Harvard University. Photo: Jacob Rus.

Harvard University is using the admissions criteria it devised to discriminate against Jewish students in the 1920s against Asian-Americans today, an opinion piece in the New York Post charged on Thursday.

Seeking to “smoke out” the ethnic identity of students, Harvard requires applicants to give their parents’ place of birth, their mother’s maiden name, and disclose whether the family has ever changed its name. These, together with an interview with admissions, were devised by Harvard to maintain a strict Jewish quota in the 1920s, wrote Betsy McCaughey, a senior fellow at the London Center for Policy Research.

McCaughey’s piece was published just a few days after 64 Asian American groups filed a complaint with the Federal government alleging that Harvard was practicing discriminatory policy in its admissions.

Harvard General Counsel Robert W. Iuliano responded to the allegations saying the university’s admissions practice is “fully lawful” and “holistic” in its approach.

“Amazingly, no matter how the racial makeup of the applicant pool changes year to year, the outcome is the same cookie-cutter student body,” which includes a 15 to 18 percent Asian American population, wrote McCaughey.
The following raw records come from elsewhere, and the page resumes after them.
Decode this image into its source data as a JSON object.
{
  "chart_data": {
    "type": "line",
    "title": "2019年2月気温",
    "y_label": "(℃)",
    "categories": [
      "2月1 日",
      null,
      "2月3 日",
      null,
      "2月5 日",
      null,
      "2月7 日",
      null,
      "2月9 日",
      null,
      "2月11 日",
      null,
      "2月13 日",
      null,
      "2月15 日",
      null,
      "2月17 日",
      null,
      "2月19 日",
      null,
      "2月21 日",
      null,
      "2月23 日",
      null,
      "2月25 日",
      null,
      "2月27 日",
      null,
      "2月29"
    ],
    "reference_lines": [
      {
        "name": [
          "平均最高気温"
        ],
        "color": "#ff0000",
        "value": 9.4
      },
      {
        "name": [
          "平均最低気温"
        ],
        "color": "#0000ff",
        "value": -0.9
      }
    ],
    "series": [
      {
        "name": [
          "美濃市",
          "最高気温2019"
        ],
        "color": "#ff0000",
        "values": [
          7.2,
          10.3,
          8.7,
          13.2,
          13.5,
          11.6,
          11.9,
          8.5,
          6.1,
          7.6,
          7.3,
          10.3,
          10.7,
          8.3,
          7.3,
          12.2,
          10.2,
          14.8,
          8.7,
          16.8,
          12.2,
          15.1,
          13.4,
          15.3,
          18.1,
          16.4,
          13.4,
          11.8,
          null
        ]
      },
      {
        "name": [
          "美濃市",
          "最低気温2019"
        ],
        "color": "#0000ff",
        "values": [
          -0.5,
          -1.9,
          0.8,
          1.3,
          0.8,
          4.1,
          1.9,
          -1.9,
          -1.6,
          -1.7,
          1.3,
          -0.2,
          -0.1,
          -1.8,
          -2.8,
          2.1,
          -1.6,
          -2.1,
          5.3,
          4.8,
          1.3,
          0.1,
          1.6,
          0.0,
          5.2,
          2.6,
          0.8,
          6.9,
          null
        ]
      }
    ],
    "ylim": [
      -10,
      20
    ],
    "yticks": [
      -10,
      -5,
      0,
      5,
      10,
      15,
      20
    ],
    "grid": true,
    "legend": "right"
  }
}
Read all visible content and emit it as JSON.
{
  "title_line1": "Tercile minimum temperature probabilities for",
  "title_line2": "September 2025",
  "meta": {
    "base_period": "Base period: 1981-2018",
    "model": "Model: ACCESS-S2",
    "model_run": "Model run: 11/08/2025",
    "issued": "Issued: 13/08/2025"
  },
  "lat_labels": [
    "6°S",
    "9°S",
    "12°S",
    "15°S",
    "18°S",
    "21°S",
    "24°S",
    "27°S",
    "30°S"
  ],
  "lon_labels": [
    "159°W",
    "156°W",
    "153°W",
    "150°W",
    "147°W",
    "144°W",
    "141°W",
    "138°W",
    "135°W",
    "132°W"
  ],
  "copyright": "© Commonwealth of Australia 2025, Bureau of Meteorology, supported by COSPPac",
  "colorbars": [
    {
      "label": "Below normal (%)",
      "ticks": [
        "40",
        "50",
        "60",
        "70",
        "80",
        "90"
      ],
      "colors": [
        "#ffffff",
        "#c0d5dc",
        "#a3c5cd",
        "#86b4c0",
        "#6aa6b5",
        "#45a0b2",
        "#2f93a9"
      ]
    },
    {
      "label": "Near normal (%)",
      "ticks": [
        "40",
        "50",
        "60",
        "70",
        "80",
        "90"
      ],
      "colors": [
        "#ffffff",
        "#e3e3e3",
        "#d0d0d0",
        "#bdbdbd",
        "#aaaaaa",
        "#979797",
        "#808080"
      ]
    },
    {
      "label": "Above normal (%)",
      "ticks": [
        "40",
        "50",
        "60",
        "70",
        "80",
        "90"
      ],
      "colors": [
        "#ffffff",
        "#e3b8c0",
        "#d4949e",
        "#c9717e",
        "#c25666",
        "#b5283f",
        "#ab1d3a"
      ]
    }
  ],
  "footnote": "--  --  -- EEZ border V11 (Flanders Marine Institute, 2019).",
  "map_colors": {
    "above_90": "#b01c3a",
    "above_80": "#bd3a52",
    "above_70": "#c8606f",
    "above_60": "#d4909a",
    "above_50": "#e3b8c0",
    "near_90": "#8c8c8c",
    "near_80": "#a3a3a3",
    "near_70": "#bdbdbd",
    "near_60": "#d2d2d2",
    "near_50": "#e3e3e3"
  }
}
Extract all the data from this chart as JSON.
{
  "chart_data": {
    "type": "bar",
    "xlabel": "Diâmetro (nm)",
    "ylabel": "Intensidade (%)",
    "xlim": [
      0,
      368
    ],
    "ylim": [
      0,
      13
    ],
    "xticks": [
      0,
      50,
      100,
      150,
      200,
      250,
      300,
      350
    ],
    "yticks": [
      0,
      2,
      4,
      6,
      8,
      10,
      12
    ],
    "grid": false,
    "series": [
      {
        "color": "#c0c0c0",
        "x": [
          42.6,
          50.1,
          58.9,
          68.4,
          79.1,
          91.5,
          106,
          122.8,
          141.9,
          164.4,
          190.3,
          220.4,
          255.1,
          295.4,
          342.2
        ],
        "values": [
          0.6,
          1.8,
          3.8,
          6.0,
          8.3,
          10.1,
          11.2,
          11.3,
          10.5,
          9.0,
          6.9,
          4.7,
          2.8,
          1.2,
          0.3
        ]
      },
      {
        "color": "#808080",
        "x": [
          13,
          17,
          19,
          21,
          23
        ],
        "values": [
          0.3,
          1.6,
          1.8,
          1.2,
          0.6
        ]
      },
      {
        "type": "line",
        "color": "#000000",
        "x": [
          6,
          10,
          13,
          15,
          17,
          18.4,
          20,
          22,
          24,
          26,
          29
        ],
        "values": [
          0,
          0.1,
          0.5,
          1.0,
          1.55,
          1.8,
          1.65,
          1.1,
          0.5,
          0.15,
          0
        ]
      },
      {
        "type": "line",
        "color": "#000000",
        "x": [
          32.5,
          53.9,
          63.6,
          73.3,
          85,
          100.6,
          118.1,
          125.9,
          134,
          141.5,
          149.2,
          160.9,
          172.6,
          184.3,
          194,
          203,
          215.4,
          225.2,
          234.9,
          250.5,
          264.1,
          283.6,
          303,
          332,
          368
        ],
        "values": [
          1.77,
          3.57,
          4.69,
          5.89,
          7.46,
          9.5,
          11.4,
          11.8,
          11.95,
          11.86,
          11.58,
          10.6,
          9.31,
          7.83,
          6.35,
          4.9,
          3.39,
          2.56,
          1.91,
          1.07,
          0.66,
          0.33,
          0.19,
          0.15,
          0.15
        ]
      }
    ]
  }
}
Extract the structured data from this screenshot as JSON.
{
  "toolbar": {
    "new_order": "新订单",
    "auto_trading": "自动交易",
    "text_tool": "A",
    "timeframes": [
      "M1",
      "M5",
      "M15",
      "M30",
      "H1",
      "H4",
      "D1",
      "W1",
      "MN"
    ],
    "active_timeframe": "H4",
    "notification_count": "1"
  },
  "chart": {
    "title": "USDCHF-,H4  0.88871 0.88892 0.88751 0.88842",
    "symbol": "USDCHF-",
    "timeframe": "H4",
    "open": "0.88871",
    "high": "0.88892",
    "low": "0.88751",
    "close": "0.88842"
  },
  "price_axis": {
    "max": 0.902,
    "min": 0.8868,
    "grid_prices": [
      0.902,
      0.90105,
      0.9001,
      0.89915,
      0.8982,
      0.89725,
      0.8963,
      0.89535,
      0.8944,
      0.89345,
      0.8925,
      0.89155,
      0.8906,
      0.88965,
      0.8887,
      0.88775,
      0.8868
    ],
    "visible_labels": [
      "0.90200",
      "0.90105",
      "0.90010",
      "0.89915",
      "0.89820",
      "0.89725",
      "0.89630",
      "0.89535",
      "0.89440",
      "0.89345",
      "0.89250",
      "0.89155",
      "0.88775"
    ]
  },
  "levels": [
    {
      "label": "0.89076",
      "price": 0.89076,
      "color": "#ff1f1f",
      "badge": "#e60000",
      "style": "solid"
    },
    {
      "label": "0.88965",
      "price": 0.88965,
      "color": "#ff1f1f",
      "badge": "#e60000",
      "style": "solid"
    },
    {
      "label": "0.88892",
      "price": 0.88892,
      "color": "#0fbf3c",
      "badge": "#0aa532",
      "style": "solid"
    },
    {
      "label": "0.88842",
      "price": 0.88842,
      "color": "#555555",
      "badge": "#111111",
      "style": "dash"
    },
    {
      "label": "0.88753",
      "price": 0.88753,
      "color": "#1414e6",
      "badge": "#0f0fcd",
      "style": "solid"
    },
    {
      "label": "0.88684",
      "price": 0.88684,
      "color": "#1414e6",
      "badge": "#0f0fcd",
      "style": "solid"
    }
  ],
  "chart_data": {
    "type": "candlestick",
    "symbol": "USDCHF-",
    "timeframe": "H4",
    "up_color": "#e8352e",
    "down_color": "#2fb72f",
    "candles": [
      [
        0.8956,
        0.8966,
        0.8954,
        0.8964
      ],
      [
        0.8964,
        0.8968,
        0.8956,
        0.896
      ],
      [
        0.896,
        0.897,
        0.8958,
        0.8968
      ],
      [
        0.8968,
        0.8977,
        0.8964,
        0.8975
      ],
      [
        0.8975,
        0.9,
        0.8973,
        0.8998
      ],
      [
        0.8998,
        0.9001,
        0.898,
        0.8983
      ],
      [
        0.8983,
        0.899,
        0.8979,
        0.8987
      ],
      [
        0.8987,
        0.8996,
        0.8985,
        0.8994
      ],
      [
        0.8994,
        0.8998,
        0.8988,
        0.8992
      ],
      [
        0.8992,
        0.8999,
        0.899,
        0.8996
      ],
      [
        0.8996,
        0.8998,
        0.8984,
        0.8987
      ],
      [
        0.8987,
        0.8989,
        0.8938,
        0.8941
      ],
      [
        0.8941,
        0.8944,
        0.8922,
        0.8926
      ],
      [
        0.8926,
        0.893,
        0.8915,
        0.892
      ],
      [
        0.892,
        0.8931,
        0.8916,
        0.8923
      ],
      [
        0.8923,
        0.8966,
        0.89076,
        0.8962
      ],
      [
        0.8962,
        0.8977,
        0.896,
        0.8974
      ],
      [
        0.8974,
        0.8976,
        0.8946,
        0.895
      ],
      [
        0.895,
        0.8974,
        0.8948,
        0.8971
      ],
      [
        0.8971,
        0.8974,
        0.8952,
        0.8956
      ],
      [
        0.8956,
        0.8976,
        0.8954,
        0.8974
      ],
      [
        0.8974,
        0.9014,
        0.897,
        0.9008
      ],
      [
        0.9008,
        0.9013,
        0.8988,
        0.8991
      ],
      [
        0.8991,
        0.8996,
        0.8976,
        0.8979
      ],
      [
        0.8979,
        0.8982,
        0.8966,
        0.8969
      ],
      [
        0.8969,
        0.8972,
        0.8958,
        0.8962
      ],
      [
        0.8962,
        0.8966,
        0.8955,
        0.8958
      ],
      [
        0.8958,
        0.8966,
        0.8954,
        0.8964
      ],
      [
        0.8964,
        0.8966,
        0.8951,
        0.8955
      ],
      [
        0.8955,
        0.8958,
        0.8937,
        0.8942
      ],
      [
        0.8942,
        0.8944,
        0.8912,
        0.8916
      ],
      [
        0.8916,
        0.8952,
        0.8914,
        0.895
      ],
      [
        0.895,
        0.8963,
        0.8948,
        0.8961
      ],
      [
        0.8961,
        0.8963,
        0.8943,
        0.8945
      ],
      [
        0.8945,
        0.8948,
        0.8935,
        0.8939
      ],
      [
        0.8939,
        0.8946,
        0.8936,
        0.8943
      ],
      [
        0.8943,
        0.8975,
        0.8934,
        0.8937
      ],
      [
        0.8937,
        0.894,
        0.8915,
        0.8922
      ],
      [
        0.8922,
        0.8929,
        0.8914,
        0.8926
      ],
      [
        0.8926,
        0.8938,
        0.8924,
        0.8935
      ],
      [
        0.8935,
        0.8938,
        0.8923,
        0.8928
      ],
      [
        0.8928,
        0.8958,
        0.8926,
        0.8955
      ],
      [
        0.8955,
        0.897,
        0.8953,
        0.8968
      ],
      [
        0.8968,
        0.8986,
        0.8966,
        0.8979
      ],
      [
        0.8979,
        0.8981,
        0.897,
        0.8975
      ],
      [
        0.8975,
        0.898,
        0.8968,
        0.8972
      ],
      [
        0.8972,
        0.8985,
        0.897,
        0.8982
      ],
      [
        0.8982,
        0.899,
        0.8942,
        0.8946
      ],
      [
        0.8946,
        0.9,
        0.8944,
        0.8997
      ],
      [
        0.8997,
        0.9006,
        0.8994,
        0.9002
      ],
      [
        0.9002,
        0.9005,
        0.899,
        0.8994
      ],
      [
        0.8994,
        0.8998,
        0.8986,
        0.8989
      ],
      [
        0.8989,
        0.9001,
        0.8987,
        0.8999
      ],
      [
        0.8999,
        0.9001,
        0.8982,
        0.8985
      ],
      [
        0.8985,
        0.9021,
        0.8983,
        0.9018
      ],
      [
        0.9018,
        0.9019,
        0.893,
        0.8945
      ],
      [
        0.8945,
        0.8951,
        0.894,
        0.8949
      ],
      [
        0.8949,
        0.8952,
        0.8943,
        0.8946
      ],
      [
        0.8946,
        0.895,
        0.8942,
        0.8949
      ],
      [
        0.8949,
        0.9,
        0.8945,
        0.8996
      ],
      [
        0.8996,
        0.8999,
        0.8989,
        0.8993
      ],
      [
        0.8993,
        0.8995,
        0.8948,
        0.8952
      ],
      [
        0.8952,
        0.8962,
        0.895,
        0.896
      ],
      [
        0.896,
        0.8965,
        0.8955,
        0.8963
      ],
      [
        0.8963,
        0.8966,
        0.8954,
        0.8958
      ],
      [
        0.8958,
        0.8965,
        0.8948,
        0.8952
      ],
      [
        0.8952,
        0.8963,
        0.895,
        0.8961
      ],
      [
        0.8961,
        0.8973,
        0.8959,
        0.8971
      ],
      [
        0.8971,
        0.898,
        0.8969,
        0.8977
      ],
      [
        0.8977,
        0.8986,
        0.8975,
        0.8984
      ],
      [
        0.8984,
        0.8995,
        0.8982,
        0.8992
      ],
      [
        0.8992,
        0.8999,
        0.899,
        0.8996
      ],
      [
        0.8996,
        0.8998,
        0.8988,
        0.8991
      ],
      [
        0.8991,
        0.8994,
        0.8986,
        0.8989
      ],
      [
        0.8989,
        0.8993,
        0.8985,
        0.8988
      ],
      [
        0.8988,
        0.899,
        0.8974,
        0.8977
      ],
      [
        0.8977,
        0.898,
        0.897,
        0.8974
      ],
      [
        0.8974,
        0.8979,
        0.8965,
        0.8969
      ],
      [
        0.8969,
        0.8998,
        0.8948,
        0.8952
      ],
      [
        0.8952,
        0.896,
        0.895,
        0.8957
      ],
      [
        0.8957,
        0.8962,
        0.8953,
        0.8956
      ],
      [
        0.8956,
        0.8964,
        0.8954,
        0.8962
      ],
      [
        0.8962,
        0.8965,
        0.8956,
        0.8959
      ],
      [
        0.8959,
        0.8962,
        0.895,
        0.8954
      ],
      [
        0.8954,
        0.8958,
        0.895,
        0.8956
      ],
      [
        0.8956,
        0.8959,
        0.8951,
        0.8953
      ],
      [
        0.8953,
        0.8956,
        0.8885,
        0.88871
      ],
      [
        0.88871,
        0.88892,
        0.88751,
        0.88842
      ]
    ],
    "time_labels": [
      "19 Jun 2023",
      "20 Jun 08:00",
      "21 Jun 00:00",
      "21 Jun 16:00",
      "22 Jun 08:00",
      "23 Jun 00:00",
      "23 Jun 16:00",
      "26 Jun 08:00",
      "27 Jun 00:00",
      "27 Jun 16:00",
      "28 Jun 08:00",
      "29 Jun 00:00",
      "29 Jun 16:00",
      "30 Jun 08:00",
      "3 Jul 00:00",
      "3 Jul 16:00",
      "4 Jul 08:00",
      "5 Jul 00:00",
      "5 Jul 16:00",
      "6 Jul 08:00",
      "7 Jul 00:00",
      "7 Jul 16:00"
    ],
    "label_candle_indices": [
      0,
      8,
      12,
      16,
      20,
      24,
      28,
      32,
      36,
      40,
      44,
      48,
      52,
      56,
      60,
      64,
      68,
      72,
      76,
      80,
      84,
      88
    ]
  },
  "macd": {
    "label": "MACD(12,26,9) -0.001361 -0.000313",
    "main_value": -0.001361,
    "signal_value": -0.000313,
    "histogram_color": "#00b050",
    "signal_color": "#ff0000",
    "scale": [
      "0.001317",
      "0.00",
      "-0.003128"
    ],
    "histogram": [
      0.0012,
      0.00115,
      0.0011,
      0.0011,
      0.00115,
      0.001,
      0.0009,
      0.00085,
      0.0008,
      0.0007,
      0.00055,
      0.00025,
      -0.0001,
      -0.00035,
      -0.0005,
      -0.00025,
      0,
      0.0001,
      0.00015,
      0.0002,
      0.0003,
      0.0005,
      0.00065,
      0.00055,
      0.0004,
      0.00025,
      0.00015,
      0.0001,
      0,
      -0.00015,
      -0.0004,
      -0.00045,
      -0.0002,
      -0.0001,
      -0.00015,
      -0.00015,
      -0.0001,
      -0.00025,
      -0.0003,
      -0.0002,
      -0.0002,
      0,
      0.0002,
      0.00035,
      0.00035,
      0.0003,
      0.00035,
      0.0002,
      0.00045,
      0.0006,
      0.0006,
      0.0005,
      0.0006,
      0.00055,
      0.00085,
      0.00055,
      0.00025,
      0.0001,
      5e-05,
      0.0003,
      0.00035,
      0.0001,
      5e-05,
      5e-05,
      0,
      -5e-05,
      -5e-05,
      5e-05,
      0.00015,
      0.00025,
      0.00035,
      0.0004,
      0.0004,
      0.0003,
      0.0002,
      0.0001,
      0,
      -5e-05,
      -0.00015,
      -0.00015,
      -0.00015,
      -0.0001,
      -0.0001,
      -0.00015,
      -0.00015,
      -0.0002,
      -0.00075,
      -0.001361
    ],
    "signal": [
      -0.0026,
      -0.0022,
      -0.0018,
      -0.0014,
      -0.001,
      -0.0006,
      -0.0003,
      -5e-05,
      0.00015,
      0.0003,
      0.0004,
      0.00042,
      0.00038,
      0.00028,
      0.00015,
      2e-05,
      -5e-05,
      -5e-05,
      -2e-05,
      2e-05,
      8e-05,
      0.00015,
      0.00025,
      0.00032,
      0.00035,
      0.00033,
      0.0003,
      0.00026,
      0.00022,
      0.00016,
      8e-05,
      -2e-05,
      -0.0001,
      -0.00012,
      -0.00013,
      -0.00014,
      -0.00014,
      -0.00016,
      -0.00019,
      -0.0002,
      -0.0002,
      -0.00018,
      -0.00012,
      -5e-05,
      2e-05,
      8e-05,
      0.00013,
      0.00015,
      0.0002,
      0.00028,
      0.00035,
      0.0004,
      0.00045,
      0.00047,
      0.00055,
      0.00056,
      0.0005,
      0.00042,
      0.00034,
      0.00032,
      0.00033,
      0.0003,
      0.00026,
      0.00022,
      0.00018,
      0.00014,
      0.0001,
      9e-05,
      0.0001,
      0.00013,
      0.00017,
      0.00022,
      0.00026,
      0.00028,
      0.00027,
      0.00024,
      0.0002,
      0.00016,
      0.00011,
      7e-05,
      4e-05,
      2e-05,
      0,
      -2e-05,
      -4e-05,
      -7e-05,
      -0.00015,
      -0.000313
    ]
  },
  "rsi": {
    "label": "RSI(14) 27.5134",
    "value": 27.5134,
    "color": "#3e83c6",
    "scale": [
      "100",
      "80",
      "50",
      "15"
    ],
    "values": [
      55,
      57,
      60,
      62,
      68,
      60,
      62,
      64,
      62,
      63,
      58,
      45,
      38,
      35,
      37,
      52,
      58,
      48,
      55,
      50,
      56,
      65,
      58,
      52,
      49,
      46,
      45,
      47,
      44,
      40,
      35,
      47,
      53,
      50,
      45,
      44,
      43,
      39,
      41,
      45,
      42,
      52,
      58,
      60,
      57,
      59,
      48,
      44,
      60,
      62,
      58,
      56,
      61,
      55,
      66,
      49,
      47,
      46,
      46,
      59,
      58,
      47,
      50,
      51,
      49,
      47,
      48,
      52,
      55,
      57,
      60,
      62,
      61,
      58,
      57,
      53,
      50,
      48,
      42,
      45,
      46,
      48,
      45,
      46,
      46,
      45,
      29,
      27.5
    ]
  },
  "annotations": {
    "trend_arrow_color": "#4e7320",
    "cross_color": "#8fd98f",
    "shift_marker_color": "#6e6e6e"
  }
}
In 1922, Harvard president A. Lawrence Lowell wrote a letter urging a quota for Jewish students of 15 percent, roughly the amount of Asian-American students attending each of Harvard’s classes today.

Harvard was not unique in restricting Jewish students in the 1920s, as Ivy League schools across the East Coast adopted the discriminatory practice. By 1919, 40% of Columbia’s student body was Jewish, but that number dropped to below 15 percent with the adoption of quota policies over the next decade.

An opinion in the Wall Street Journal on Tuesday called Asian-Americans the “new Jews of Harvard admissions.”